One of the best aspects of Centreville is how it’s seamlessly integrated into Centre Island. There are no walls or even much or a gate so you’re never “stuck” in the park. You’re free to head deeper into the Island (maybe to a beach) if that’s what works best for your family, and then come back later on to do more rides.
And while a play-all-day pass is the best bang-for-your-buck, the option of tickets is ideal for families who don’t want to spend all day at the Centreville or who only want to do a small handful of rides.
Food & Drink
First, let me answer the question many of you are wondering: Can I bring food and drink into the park? Yes, you absolutely can, and many people do. Centreville has quite a few on-site picnic tables as well as shaded green spots that work nicely for picnics. You can also always leave the park and head elsewhere on the island to picnic, before returning for some more rides.
If you’d rather order lunch, be prepared for high prices and lines longer than at any of the rides. The usual suspects are there (Pizza Pizza, Subway) as well as a handful unique-to-Centreville spots that offer dishes like sausages, chicken strips and, of course, poutine. There are also a few options for sweet treats including ice cream, cotton candy and, best of all in my humble
opinion, Beaver Tails. And yes, there is a spot (Sister Sara’s Cake Shop) where you can get coffee.
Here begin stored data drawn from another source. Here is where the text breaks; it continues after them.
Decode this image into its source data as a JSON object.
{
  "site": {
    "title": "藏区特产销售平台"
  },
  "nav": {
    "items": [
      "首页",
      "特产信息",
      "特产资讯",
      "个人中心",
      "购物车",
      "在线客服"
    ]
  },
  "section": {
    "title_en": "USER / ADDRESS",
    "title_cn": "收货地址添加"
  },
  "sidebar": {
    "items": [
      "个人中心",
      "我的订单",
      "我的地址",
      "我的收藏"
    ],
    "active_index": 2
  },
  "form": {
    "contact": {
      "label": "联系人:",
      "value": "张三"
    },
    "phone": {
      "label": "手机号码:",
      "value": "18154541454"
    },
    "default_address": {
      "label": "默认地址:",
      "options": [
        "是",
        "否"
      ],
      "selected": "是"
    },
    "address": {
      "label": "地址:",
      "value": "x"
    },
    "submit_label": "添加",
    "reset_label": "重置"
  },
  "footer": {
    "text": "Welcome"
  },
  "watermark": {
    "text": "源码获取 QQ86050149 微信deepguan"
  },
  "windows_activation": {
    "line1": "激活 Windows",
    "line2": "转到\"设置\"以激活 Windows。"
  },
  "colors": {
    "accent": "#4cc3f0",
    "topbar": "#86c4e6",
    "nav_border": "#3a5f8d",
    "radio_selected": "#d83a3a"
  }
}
If you’re looking for a bit of a nicer, sit-down experience (complete with alcohol), check out the Carousal Café or head back to the Island’s ferry dock and dine at the Toronto Island BBQ & Beer Co.
So Should Your Family Go?
Yes! A trip out to the Island should be a standard spring/summer outing for every Torontonian and for families with young kids. A couple of hours (or more) at Centreville is a simple way to create a day your kids will remember for years to come.